5 critical programs related to quality and why you should care

Michael Rose

New regulations as a result of healthcare reform and reimbursement reform, economic pressures and patient expectations are changing healthcare in America.  Health plans and physicians are being challenged to collaborate much more closely than ever before.  Information gaps affect the quality of care delivered and optimum reimbursement to both payers and providers.

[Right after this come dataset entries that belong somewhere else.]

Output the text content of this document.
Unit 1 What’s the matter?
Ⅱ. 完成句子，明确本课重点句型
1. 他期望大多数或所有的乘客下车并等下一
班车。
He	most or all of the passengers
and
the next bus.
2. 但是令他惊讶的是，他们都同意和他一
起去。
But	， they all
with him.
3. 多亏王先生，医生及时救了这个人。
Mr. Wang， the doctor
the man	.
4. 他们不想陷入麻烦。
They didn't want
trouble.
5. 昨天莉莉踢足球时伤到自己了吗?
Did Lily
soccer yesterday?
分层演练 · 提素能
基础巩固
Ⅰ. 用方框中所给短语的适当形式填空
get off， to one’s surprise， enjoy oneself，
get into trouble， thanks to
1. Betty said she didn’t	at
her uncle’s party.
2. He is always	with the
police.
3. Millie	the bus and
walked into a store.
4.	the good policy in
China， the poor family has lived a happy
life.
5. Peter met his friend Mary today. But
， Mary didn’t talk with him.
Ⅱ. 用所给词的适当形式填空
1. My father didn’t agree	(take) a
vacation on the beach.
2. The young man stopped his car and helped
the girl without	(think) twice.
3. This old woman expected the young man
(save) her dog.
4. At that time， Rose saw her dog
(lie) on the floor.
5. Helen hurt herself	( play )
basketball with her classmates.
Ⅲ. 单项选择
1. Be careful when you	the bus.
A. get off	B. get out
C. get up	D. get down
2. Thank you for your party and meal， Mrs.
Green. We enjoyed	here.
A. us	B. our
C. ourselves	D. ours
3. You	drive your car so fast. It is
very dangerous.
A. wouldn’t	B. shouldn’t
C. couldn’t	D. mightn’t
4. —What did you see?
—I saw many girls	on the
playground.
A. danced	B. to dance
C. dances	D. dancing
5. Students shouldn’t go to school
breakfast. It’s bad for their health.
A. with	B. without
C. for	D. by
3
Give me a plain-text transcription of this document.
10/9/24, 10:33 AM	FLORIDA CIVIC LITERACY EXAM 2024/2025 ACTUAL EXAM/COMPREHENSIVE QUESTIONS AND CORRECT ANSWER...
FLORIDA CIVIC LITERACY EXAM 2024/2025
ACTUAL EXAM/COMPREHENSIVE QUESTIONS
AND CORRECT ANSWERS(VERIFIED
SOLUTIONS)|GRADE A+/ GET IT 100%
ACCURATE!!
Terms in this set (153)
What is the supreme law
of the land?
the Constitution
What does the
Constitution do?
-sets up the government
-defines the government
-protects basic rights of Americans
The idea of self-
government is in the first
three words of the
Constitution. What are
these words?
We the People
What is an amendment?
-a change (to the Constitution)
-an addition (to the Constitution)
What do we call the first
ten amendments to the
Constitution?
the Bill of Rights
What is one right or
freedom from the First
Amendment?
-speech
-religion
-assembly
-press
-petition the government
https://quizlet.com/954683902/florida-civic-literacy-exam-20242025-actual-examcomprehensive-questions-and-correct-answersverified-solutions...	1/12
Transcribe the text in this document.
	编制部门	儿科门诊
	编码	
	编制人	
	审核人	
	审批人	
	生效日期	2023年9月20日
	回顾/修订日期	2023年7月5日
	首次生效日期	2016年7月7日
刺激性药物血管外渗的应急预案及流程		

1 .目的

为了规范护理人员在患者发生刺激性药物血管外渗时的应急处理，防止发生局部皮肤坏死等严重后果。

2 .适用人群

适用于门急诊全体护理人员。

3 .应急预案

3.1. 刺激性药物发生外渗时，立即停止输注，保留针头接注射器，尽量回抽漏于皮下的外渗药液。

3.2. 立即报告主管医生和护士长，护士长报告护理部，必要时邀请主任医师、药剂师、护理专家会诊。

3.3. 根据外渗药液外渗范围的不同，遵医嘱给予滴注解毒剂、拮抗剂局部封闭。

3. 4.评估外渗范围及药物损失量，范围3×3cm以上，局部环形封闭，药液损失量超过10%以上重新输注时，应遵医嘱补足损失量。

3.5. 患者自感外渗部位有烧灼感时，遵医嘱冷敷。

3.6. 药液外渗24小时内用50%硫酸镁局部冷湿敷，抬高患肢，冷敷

Health plans and physicians are being called on to close gaps in care and improve overall quality. Multiple quality programs directly impact payer and provider success:

  • HEDIS®: The Healthcare Effectiveness Data and Information Set (HEDIS) consist of 81 quality measures across 5 care domains (Effectiveness of Care, Access/Availability of Care, Experience of Care, Utilization and Relative Resource Use and Health Plan Descriptive Information). The measures allow consumers to make “apples to apples” comparisons of various health plans.  Many health plans also report HEDIS data to employers or use the data to make improvements in the services they offer.  HEDIS is used by 90% of American health plans to measure the performance on important dimensions of care and service.HEDIS reporting is required for NCQA (National Committee for Quality Assurance) accreditation, CMS Medicare Advantage (MA) Plans and Consumer Report health plan rankings.  HEDIS results are included in a “Quality Compass” comparison tool that allows individuals to view plan results and benchmarks.
  • CAHPS®: The Consumer Assessment of Healthcare Providers and Systems (CAHPS) is a program of the U.S. Agency for Healthcare Research and Quality (AHRQ®).  The program is designed to support and promote the assessment of consumer’s experience with health care.  CAHPS surveys are similar to patient satisfaction surveys but go beyond simple ratings and probe at the patient’s experience with health care services.  Surveys address health plans, practices, Patient Centered Medical Homes (PCMH) and hospitals. CAHPS also provides benchmarking tools to participating providers to compare their results with peers at the local, regional and national levels.
  • Medicare Star Ratings: Medicare uses a Star Rating System to measure how well Medicare Advantage (MA) and Prescription Drug Plans perform.  Star ratings emphasize patient care and satisfaction and include measures from HEDIS, CAHPS, HOS (Hospital Outcome Survey), Complaint Tracking Module, Independent Review Entity and Prescription Drug Event Data.  These ratings are used to compare MA/Prescription Drug Plans and equally important, are used by CMS to determine reimbursement.  For example, CMS is directly connecting reimbursement for Medicare services to patient outcomes.  By not closing gaps and improving overall quality, Commercial payers and Medicare Advantage plans place a significant portion of reimbursement at risk in 2015.
  • NCQA Accreditation: The National Committee for Quality Assurance (NCQA) is a private, not-for-profit organization dedicated to improving healthcare quality.  NCQA Accreditation is a “seal of approval” to indicate that an organization is well-managed and delivers high quality care and service.  NCQA Accreditation covers health plans, provider organizations and health plan contracting organizations.  NCQA Accreditation, while voluntary is used by many employers to gauge the plan’s ability to leverage its resources to improve health and health care.  NCQA Accreditation standards are also used by the majority of states as a role model for their own requirements.  HCQA Accreditation is also required for MA plans.  NCQA Accreditation is based on 3 components:  Annual results of HEDIS clinical measures, CAHPS member experience survey and triennial results of the NCQA onsite survey.
  • HOS: The Medicare Health Outcomes Survey (HOS) is the first patient-reported outcomes measure used in Medicare managed care (including MA Plans).  The goal of the survey is to collect valid and reliable clinically meaningful data.  HOS results are used to target quality improvement activities, monitor health plan performance and reward top-performing health plans.  The results are that beneficiaries have better information to make informed choices and health outcomes measurement is facilitated.

I am sure there are additional quality programs underway as well.  As healthcare and regulatory reform continue to evolve, these programs will be critical in meeting the upcoming regulatory, employer and consumer demands.